Does that mean that tax reform should never be considered? No. The last time there was a tax overhaul was a quarter-century ago. The barriers that currently prevent us from addressing the tax code are quite large. That is in part because the tax industry itself is quite large. If tax compliance was considered an industry it would be one of the largest industries in the United States. In short, there are a lot of people who have large amounts of money invested in keeping the tax code as complex as possible.
Here's a short video on how the industry of tax preparers in the U.S.:
One of the best examples of this is the mortgage interest deduction. The intent of the deduction is to encourage home ownership, this sounds like a great thing right? Well, if you’re wealthy it’s a really, really, really great thing. Households with incomes above $250,000 are able to write off 10 times more from their tax return due to this deduction than the average household. That’s an example of what is called an “upside-down” deduction. It is something that the super wealthy use to their advantage and it helps them avoid paying taxes, something the average American family just isn’t privy too. When we complain about the complexity of our tax code, we should also be complaining about the inequity of it.

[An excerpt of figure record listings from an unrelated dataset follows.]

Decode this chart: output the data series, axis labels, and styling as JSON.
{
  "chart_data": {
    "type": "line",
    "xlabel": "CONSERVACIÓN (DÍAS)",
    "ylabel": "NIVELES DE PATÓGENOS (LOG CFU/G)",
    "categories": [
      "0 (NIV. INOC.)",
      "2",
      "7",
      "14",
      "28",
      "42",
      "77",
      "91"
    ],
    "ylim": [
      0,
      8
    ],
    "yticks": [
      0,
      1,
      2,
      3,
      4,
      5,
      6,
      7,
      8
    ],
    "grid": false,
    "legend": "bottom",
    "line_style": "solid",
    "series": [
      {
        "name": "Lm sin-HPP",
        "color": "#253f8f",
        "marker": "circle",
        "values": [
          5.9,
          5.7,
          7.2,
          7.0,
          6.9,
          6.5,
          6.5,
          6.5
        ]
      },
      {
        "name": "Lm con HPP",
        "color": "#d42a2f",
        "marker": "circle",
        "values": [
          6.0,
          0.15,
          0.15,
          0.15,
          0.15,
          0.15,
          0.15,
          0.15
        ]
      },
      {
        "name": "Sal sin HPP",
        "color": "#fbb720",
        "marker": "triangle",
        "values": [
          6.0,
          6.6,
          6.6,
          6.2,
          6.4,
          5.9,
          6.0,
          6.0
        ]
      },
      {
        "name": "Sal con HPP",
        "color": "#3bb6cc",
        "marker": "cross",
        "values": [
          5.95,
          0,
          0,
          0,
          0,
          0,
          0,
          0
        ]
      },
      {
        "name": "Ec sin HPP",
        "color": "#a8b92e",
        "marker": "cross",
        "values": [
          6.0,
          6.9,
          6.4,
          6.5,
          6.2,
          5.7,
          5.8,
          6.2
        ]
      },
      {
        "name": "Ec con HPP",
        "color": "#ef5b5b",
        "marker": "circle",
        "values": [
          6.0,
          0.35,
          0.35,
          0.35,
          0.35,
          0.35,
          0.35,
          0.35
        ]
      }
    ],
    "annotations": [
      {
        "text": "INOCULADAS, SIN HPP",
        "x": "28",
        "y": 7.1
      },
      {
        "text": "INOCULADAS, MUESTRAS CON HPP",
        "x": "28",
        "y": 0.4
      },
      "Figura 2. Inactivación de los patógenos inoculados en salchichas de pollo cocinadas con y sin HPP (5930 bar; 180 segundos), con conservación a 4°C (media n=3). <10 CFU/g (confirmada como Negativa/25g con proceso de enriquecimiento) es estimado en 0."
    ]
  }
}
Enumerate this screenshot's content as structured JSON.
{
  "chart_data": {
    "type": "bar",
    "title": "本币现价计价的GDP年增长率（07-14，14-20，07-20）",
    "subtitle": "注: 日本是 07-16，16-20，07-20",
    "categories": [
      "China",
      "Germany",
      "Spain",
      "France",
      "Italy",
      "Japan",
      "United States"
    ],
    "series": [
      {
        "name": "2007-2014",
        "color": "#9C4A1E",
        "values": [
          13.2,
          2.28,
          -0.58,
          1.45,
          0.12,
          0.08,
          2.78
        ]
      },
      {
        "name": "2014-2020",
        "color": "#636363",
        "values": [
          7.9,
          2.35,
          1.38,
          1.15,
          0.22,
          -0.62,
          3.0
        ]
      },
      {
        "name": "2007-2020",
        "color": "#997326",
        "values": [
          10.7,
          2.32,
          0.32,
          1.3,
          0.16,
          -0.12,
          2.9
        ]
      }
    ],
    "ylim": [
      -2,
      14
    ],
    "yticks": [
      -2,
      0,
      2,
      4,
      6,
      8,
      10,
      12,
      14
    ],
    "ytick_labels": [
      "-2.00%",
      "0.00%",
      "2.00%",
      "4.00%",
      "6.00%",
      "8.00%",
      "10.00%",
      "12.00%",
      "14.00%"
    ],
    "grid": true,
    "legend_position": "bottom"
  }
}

What reforming the tax code really involves is a lot of people giving up things that save them money. As you can imagine, that's not very popular. Every time you close a loophole, someone will be there to try to open another. By someone, I mean around 17,500 someone's in the form of registered tax lobbyists. Does the tax code need to be overhauled, yes. Is it that simple. No. Everyone wants to protect their own share of the tax code. So unless we are all able to come to a miraculous consensus that the best thing for the country is to simplify the code — even if that means giving up some of our sacred tax cows — we shouldn't expect any significant change to happen any time soon.